Feature

In Ethiopia, Pact supports communities to peacefully improve water access

October 22, 2019

Amibara woreda, in Ethiopia's Afar Regional State, has a desert climate with little rainfall. Compared to national and regional standards, Amibara’s water ranks among the lowest for access, quality, adequacy and availability. As a result, community members are forced to travel long distances to fetch water from unprotected, often contaminated sources.

The lack of water affects everything: food, health, education and children’s futures.

“There was a huge water problem in our woreda,” explains Workineh Abebe, the district water, irrigation and energy process owner. “The health center didn’t have an adequate supply. It used to get water once in two weeks’ time. This situation highly affected the health service that the center could deliver for more than five kebeles.”

In many kebeles (or villages) in Amibara, water scarcity was an old problem, made worse by an ongoing drought and a lack of resources to maintain and expand the existing water system. The water problem also triggered ethnic conflict with a neighboring community, leading to threats to livelihoods and survival. 

Abdo Seid has served as head of Amibara’s health center for four years. “I am used to facing the challenge that shortages of water brought to us,” he says. “There was not a direct line for the health center. We used to share the line with the largest community in the district.”

Abdo adds, “The problem affected mothers and children. During delivery, if there was no water, there would be a sanitation problem, which exacerbated complications and disease.”
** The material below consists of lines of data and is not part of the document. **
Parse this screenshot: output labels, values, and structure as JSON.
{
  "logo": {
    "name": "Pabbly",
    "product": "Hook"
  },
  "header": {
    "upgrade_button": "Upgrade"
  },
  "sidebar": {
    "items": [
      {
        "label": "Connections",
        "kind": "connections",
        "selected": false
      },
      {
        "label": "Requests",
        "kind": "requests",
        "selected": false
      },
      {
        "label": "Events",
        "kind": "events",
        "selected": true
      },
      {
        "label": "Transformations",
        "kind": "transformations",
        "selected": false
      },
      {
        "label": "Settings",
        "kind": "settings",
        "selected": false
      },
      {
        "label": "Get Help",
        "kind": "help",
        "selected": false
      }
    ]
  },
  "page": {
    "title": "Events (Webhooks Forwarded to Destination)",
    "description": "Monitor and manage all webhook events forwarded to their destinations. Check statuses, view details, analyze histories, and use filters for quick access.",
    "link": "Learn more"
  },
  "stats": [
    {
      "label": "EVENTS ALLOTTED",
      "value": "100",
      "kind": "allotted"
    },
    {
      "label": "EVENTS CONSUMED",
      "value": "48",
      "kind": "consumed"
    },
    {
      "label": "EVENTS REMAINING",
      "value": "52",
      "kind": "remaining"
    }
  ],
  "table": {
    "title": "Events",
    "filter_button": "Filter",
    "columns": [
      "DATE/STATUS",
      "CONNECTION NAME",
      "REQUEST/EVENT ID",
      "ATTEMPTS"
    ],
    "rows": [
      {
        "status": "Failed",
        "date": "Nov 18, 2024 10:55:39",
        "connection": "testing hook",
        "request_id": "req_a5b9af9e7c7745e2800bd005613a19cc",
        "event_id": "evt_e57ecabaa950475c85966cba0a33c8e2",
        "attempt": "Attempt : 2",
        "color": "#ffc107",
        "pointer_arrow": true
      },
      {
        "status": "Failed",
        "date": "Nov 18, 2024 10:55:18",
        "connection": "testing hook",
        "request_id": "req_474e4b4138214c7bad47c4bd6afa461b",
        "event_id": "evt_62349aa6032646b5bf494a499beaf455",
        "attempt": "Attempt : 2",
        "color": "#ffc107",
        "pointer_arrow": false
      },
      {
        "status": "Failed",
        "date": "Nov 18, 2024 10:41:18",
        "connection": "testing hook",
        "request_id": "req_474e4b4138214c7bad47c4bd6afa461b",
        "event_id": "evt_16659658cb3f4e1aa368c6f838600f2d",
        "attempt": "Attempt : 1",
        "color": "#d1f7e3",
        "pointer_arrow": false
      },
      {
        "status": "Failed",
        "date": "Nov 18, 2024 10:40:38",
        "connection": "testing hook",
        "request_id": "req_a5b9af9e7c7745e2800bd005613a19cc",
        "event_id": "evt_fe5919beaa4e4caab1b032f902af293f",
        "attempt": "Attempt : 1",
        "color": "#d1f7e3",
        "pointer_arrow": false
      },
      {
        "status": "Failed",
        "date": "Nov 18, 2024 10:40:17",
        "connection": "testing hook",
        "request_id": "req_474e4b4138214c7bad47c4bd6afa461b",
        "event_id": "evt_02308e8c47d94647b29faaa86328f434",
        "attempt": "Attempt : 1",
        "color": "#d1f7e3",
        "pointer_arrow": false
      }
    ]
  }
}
The situation began to change when the SIPED II program stepped in to build community-government engagement to improve basic services in the area and to introduce participatory natural resource management tools and practices in three of Amibara’s kebeles. Funded by USAID and implemented by Pact, SIPED II is increasing the resiliency of Ethiopian communities to manage and respond to conflict. Aimed at building an enabling environment for sustainable development, SIPED II is based on the idea that resilient states – constituted by resilient communities – are capable of absorbing shocks and managing challenges while maintaining political stability and preventing or minimizing violence.

SIPED II supported the community to establish the Woreda Project Advisory Committee (PAC) with the aim of providing strategic guidance and advice concerning the design, planning, implementation and monitoring of the citizen-government engagement process. The Woreda PAC in collaboration with a technical committee conducted a participatory community needs assessment and identified water and sanitation as significant stressors.

This led to the Andido Kebele Communal Water Points Expansion and Capacity Building Micro Project to provide a reliable, sufficient water supply to all local residents. The project upgraded and expanded the capacity of the existing water supply system in Amibara’s Andido kebele by installing 3,800-meter-long pipelines to connect to water points where people live, along with additional rehabilitation, transformer installations and improvements to existing cattle troughs and a generator house.

Andido is one of the three kebeles in Amibara where such micro projects were successfully completed, including serving the Amibara health center.

“Until recently, bright yellow jerry cans were everywhere, on main roads and dirt roads, carried by hand or piled high on donkey carts being led on long journeys,” Workineh says. “Now, thanks to the SIPED II project, we have a full-time pure water supply. Currently, we can manage the project by ourselves. We got all the necessary equipment, materials and trainings in the course of the project, so we will sustain the service in the future through our effort.” 

Women and children seeking care at the health center now enjoy water and sanitation. “The project further benefits nurses and health extension workers who live around the health center,” Abdo explains. “Now we have a 20,000-liter container inside the health center. We are planting seedlings around the health center to make it a green and conducive environment.”

Abdo adds, “Usually conflicts emanate from unfair resources distribution, and our community had been the victim of some ethnic conflict across the neighboring community due to lack of water.”

Now, he says, because the water projects equitably engaged and serve local communities, those conflicts are a thing of the past.

Lead photo: Abdo Seid plants seedlings on the grounds of Amibara’s health center.